Completism
People are reading the encyclopedia, cooking every recipe in Mastering the Art of French Cooking, walking the Pacific Crest Trail. They are photographing every alley in New York, walking every street in New York, drawing every building in New York, drawing every person in New York. I wasn’t so ambitious; I only wanted to photograph every neighborhood in St. Louis.
In doing so, these people are of two minds; they at once are flagpole sitters and pillar-saints. They might have balanced an egg on a spoon for a week, except that they also have some desire to know. They hope that by memorizing their own particular Koran, they will gain a cosmic understanding of the chosen topic, and that this will (naturally enough) be mirrored in a cosmic understanding of themselves. They will then kindly descend from the lonely height to preach to the rest of us.
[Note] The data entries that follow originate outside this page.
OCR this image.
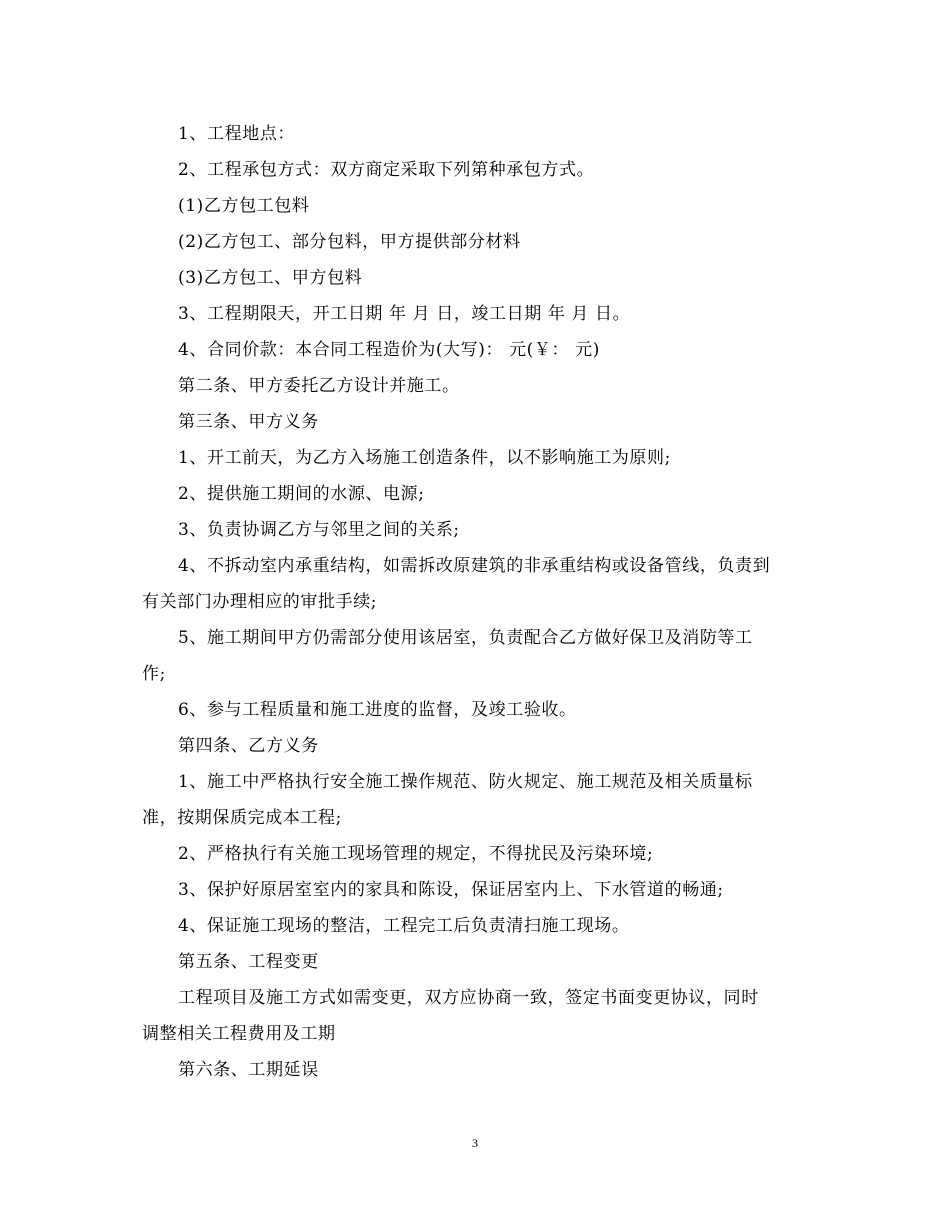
1、工程地点：
2、工程承包方式：双方商定采取下列第种承包方式。
(1)乙方包工包料
(2)乙方包工、部分包料，甲方提供部分材料
(3)乙方包工、甲方包料
3、工程期限天，开工日期 年 月 日，竣工日期 年 月 日。
4、合同价款：本合同工程造价为(大写)： 元(￥： 元)
第二条、甲方委托乙方设计并施工。
第三条、甲方义务
1、开工前天，为乙方入场施工创造条件，以不影响施工为原则;
2、提供施工期间的水源、电源;
3、负责协调乙方与邻里之间的关系;
4、不拆动室内承重结构，如需拆改原建筑的非承重结构或设备管线，负责到
有关部门办理相应的审批手续;
5、施工期间甲方仍需部分使用该居室，负责配合乙方做好保卫及消防等工
作;
6、参与工程质量和施工进度的监督，及竣工验收。
第四条、乙方义务
1、施工中严格执行安全施工操作规范、防火规定、施工规范及相关质量标
准，按期保质完成本工程;
2、严格执行有关施工现场管理的规定，不得扰民及污染环境;
3、保护好原居室室内的家具和陈设，保证居室内上、下水管道的畅通;
4、保证施工现场的整洁，工程完工后负责清扫施工现场。
第五条、工程变更
工程项目及施工方式如需变更，双方应协商一致，签定书面变更协议，同时
调整相关工程费用及工期
第六条、工期延误
3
Considering the results, it might be closer any many cases to say that these people have, as in the game vernacular, leveled up; through this particular habit of cooking, walking, picturing, acquired by force, they have come to live in the same world with a different set of abilities. They are not made a different person by their chosen endeavor, so much as they have added a set of advantages, where an added authority is maybe mirrored by an added peace of mind.
It must be said, finally, that they come to profit in the world; the residency, the book to sell, never being far off. This is not so hard because their goals, their frame of reference, has remained the same.
This, then, is the form of the pilgrimage – that an uprooting, a deviating, a bloody-mindedness, should only come to point the way back home. But rather than take a pilgrimage agreed upon by all on a well-worn Way of St. James, the completist makes as though to see any concept, set, text, or group in terms of a pilgrimage. Is it functionally the same to pilgrimatize such things?